Who can stop this madness? Usually the boards of appeal. They already contributed to narrowing of scope in the past (to prevent frivolous litigation*). This morning we published a post that mentioned Board 28 and the latest stunt from Battistelli. He is quietly putting up the fire on the boards -- all this while the media is supposed to believe that the 'exile' in Haar is an improvement (Wim Van der Eijk, Chairman of the Enlarged Board of Appeal (EBoA), is already on his way out).
Remember that Battistelli, who cooked up several fake 'trials' (internally, no oversight), relied on a USB device as 'evidence' and then spread some defamation in the Dutch and German media regarding the claims made by the accuser (himself). Here is the latest on this:
yeah, just saw it too. How can there be new material NOW? Or did one of the newly hired guys find new evidence somewhere in the stack of material on the famous USB-storage element?
Incredible. The most important thing hammered to me in the EPO-academy for examiners-to-be, was that every single communication should be as complete as possible, including ALL objections. We should not create new cases every time with new objections based on grounds previously known or foreseeable, but not formulated. We should not be lazy. Writing all down is procedurally efficient and gives better legal certainty to the party concerned and the public. Maybe we should politely ask the administration representatives to join the academy, so that they do learn this important element of procedure. It also causes one to reflect a bit more when hearing/reading something, before jumping to conclusion and action.
So there are "new elements of information" on the suspended member of the Boards of Appeal.
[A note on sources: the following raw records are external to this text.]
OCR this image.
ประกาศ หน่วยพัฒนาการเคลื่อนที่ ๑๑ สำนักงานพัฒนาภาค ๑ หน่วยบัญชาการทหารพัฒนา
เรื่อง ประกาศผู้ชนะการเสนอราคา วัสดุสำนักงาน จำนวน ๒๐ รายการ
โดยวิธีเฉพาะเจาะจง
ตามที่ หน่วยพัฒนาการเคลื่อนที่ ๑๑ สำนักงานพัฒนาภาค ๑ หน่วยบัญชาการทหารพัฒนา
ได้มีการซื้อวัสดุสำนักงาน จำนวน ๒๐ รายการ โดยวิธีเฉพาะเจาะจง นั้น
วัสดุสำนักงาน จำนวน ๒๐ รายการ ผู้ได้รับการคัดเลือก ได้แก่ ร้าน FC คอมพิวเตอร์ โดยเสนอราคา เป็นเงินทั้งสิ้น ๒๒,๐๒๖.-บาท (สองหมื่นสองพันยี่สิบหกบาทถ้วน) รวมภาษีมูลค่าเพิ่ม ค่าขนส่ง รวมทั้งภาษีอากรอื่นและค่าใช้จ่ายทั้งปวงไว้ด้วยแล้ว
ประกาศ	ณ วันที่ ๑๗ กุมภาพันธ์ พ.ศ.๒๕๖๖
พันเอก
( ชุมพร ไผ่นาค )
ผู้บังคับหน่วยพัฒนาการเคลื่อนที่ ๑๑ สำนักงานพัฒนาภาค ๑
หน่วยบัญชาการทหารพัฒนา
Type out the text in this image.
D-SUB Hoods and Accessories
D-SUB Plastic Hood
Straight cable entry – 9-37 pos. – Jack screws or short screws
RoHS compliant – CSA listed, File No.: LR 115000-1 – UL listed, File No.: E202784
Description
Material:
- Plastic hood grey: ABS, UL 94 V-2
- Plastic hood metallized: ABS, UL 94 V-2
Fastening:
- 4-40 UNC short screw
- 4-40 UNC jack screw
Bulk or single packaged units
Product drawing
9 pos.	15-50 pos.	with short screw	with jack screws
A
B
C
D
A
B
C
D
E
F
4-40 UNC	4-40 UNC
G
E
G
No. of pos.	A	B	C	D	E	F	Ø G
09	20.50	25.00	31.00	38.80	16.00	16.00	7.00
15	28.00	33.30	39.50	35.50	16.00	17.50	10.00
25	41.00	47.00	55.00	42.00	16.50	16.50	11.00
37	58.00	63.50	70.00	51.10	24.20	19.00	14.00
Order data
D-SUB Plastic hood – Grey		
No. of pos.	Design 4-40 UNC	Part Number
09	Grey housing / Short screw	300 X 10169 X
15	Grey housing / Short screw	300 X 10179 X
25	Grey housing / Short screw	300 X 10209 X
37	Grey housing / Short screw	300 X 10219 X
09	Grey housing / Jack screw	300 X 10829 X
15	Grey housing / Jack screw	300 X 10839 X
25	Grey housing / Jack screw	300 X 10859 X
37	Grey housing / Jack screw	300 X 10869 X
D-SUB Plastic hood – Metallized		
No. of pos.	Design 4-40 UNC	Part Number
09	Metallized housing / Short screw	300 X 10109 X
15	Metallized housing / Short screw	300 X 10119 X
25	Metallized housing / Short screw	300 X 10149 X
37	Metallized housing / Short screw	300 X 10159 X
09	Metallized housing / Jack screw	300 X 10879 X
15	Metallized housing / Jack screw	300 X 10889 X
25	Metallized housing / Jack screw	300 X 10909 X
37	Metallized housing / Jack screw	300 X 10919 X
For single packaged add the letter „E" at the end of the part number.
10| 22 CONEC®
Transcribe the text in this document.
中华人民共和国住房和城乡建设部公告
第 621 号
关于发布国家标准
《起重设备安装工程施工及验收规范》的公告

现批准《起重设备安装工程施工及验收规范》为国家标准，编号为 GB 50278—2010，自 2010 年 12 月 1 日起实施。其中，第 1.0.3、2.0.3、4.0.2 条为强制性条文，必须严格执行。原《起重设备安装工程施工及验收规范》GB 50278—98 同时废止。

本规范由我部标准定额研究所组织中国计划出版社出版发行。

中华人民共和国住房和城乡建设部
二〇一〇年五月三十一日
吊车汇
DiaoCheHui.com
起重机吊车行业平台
So what? The sole disciplinary authority for that member has closed the case against him. The charges have effectively been dismissed.
Some time ago, I posed the question of what the AC would do in the light of the disciplinary case being closed. I guess that we now have our answer: an "excuse" has been found for not immediately following the only legally sound course of action open to the AC, namely reinstatement (and appropriate compensation) of the member in question.
Do I take it that the member (and his legal tem) has been fully informed of the "new elements of information" and has been provided with an opportunity to comment upon them (as well as the issue of res judicata)? Or is there not even a pretence at formal investigation / disciplinary proceedings here?
If this carries on, then it will become impossible to avoid the conclusion that the AC and the President are colluding to subvert the provisions of the EPC. Whilst the immunities afforded to him mean that President can afford to be sanguine about the possible consequences of this, the members of the AC would do well to remember that their immunities are much more limited.